Over and over in the Bible, God describes our spiritual condition using that word. In a way, "Lost" could be the title for the long-running series of every life on this planet. Jesus called us "lost sheep." He told a story about us being like a "lost son." And then in our word for today from the Word of God in Luke 19:10, He said His whole reason for coming into our world was - here it is - "to seek and save what was lost." I was one of those "lost" that He came to save. That's why I know about "lost."

Lost means that you don't know for sure where you are. You don't know the way to get home. You're alone. You're afraid. That's a pretty vivid description of how we feel deep in ou

r soul so many times. It isn't that we haven't tried some roads to get home, to get off "the island"; none of which have taken us there so far.

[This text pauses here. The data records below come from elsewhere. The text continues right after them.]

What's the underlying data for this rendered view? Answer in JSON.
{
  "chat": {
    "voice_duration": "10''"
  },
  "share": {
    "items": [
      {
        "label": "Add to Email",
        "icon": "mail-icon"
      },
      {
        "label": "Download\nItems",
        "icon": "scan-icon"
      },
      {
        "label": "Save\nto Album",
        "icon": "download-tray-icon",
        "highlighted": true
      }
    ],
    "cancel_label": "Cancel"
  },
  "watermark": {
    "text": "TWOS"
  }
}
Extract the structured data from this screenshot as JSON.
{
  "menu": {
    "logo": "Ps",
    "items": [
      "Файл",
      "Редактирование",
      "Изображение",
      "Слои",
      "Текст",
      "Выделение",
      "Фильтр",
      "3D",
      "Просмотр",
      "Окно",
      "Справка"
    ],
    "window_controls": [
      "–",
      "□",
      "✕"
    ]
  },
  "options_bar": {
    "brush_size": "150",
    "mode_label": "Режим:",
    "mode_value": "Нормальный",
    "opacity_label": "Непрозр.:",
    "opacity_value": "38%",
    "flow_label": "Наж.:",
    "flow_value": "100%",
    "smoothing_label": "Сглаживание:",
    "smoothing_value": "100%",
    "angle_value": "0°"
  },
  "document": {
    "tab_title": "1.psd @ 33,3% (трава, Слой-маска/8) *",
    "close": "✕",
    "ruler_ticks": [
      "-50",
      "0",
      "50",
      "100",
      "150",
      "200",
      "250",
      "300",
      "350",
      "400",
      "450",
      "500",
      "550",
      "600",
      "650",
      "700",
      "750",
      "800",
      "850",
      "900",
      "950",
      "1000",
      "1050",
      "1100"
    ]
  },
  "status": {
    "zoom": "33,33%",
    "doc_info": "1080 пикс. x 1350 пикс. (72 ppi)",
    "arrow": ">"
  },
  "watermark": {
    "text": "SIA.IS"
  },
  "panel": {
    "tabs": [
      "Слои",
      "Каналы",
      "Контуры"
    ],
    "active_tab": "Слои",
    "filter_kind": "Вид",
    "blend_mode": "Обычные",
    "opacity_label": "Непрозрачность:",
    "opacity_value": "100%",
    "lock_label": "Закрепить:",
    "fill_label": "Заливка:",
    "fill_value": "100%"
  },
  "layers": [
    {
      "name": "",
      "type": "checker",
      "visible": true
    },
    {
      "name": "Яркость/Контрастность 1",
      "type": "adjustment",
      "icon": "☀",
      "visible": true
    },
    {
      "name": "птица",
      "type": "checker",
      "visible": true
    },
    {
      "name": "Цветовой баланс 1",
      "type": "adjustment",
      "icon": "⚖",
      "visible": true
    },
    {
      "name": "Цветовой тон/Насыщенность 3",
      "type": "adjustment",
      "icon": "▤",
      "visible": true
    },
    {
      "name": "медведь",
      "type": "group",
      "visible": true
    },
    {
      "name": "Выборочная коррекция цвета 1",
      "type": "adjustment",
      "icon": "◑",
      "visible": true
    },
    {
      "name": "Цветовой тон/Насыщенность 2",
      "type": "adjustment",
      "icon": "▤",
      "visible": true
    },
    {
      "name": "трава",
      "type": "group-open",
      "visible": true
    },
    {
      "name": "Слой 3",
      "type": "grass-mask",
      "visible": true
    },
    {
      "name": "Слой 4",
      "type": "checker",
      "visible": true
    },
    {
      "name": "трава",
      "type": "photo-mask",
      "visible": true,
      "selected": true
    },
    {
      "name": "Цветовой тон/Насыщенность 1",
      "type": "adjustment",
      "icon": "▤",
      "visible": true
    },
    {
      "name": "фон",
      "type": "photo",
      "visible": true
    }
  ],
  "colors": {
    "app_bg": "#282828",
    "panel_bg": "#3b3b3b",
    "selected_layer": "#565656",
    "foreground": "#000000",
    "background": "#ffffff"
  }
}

That's why Jesus came! We wouldn't look for Him. He came looking for us, because "home" is a relationship with the One who made us. The Bible literally says that, "All things were created by Him and for Him." You could put your name in that. You were created by Him and for a relationship with Him.

But then the Bible says, "we have all wandered away like sheep" (Isaiah 53:6). We're away from God. We are lost. But Jesus went all the way to a cross to find us; to die for us, to pay our death penalty that keeps us from being forgiven, from going to God's heaven, from having the hole in our heart ever filled.

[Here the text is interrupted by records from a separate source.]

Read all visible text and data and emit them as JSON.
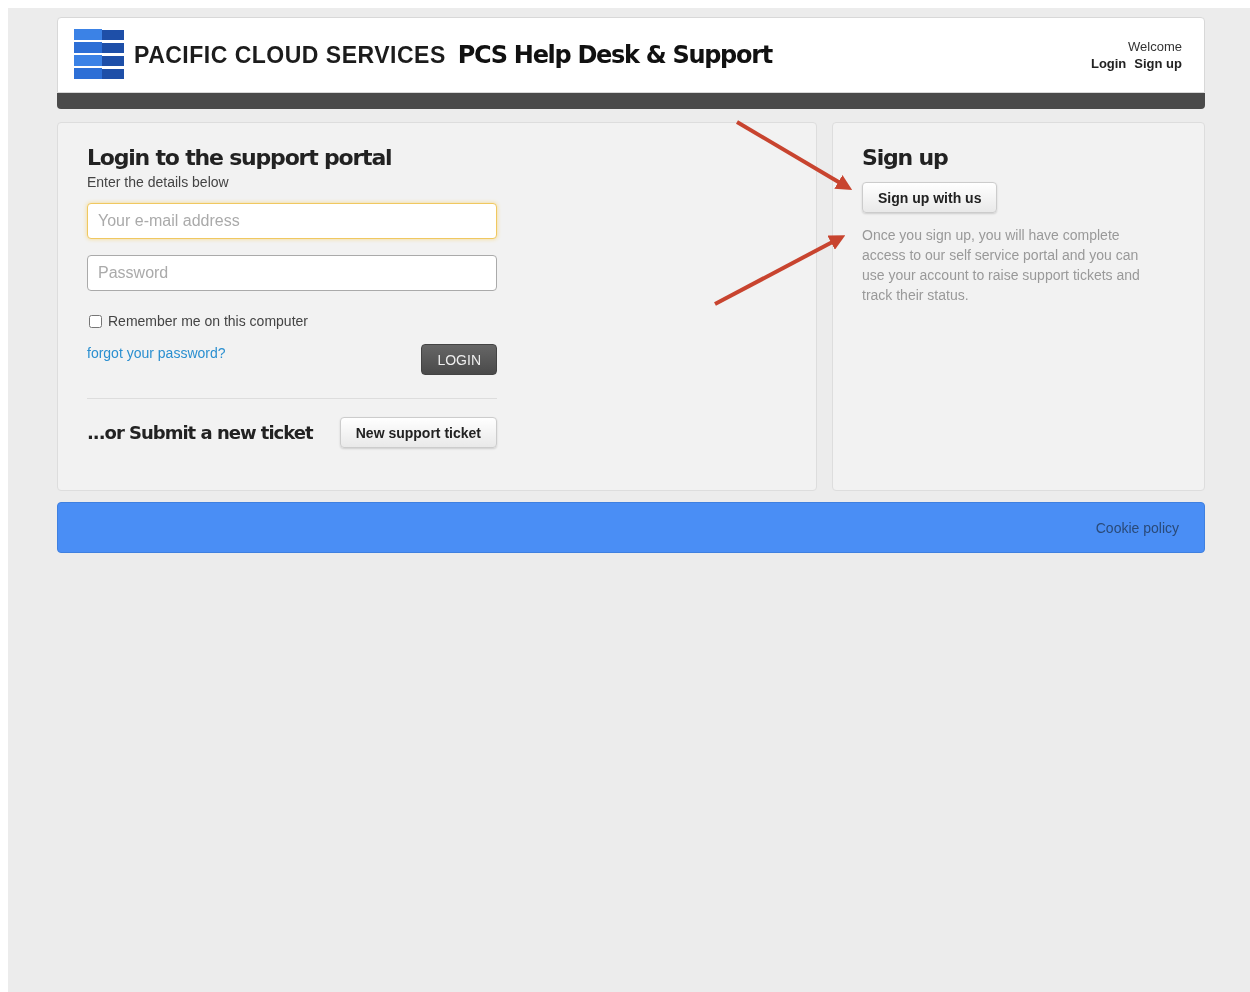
{
  "header": {
    "brand": "PACIFIC CLOUD SERVICES",
    "title": "PCS Help Desk & Support",
    "welcome": "Welcome",
    "links": [
      "Login",
      "Sign up"
    ]
  },
  "login": {
    "title": "Login to the support portal",
    "subtitle": "Enter the details below",
    "fields": [
      {
        "placeholder": "Your e-mail address",
        "focused": true
      },
      {
        "placeholder": "Password",
        "focused": false
      }
    ],
    "remember": {
      "label": "Remember me on this computer",
      "checked": false
    },
    "forgot": "forgot your password?",
    "button": "LOGIN",
    "submit_title": "...or Submit a new ticket",
    "ticket_button": "New support ticket"
  },
  "signup": {
    "title": "Sign up",
    "button": "Sign up with us",
    "description": "Once you sign up, you will have complete access to our self service portal and you can use your account to raise support tickets and track their status."
  },
  "footer": {
    "link": "Cookie policy"
  }
}
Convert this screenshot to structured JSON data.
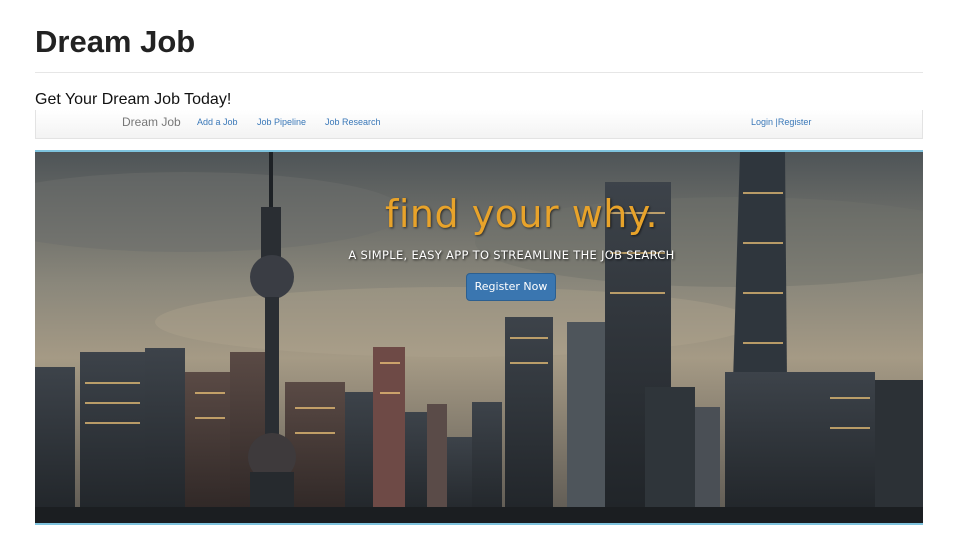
{
  "page": {
    "title": "Dream Job",
    "tagline": "Get Your Dream Job Today!"
  },
  "preview": {
    "navbar": {
      "brand": "Dream Job",
      "links": [
        "Add a Job",
        "Job Pipeline",
        "Job Research"
      ],
      "login": "Login",
      "separator": "|",
      "register": "Register"
    },
    "hero": {
      "headline": "find your why.",
      "subheadline": "A SIMPLE, EASY APP TO STREAMLINE THE JOB SEARCH",
      "cta_label": "Register Now",
      "background": "city-skyline-image"
    }
  },
  "colors": {
    "accent_orange": "#e8a32a",
    "link_blue": "#3a78b8",
    "button_blue": "#3a76b0",
    "hero_border": "#7ec3de"
  }
}
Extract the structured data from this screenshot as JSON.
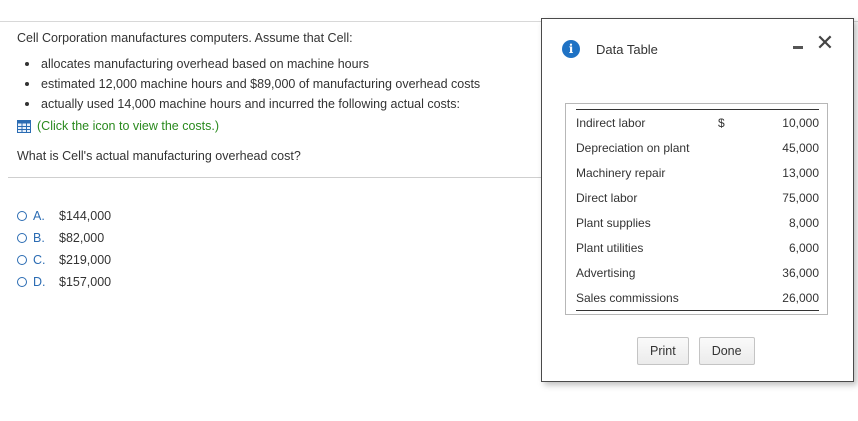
{
  "question": {
    "intro": "Cell Corporation manufactures computers. Assume that Cell:",
    "bullets": [
      "allocates manufacturing overhead based on machine hours",
      "estimated 12,000 machine hours and $89,000 of manufacturing overhead costs",
      "actually used 14,000 machine hours and incurred the following actual costs:"
    ],
    "view_costs_link": "(Click the icon to view the costs.)",
    "ask": "What is Cell's actual manufacturing overhead cost?"
  },
  "options": [
    {
      "letter": "A.",
      "value": "$144,000"
    },
    {
      "letter": "B.",
      "value": "$82,000"
    },
    {
      "letter": "C.",
      "value": "$219,000"
    },
    {
      "letter": "D.",
      "value": "$157,000"
    }
  ],
  "dialog": {
    "title": "Data Table",
    "icons": {
      "info": "info-icon",
      "minimize": "minimize-icon",
      "close": "close-icon"
    },
    "close_glyph": "✕",
    "rows": [
      {
        "label": "Indirect labor",
        "symbol": "$",
        "amount": "10,000"
      },
      {
        "label": "Depreciation on plant",
        "symbol": "",
        "amount": "45,000"
      },
      {
        "label": "Machinery repair",
        "symbol": "",
        "amount": "13,000"
      },
      {
        "label": "Direct labor",
        "symbol": "",
        "amount": "75,000"
      },
      {
        "label": "Plant supplies",
        "symbol": "",
        "amount": "8,000"
      },
      {
        "label": "Plant utilities",
        "symbol": "",
        "amount": "6,000"
      },
      {
        "label": "Advertising",
        "symbol": "",
        "amount": "36,000"
      },
      {
        "label": "Sales commissions",
        "symbol": "",
        "amount": "26,000"
      }
    ],
    "print_label": "Print",
    "done_label": "Done"
  },
  "colors": {
    "link_green": "#2a8a1e",
    "radio_blue": "#2b6cb3",
    "info_blue": "#1f72c4"
  }
}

Today He wants to bring you home to a relationship with Him. If you've never begun that relationship and you're tired of "lost," I hope you'll go to our website today. It's a place where many have gone and walked through there the way they begin a relationship with God forever. It's called ANewStory.com. I hope you'll go there.

I'll tell you, I'll thank Him forever for the day He found me; the day I grabbed Him with both hands, this One who paid so much to bring me Home. See, "Lost" ends in Jesus' arms.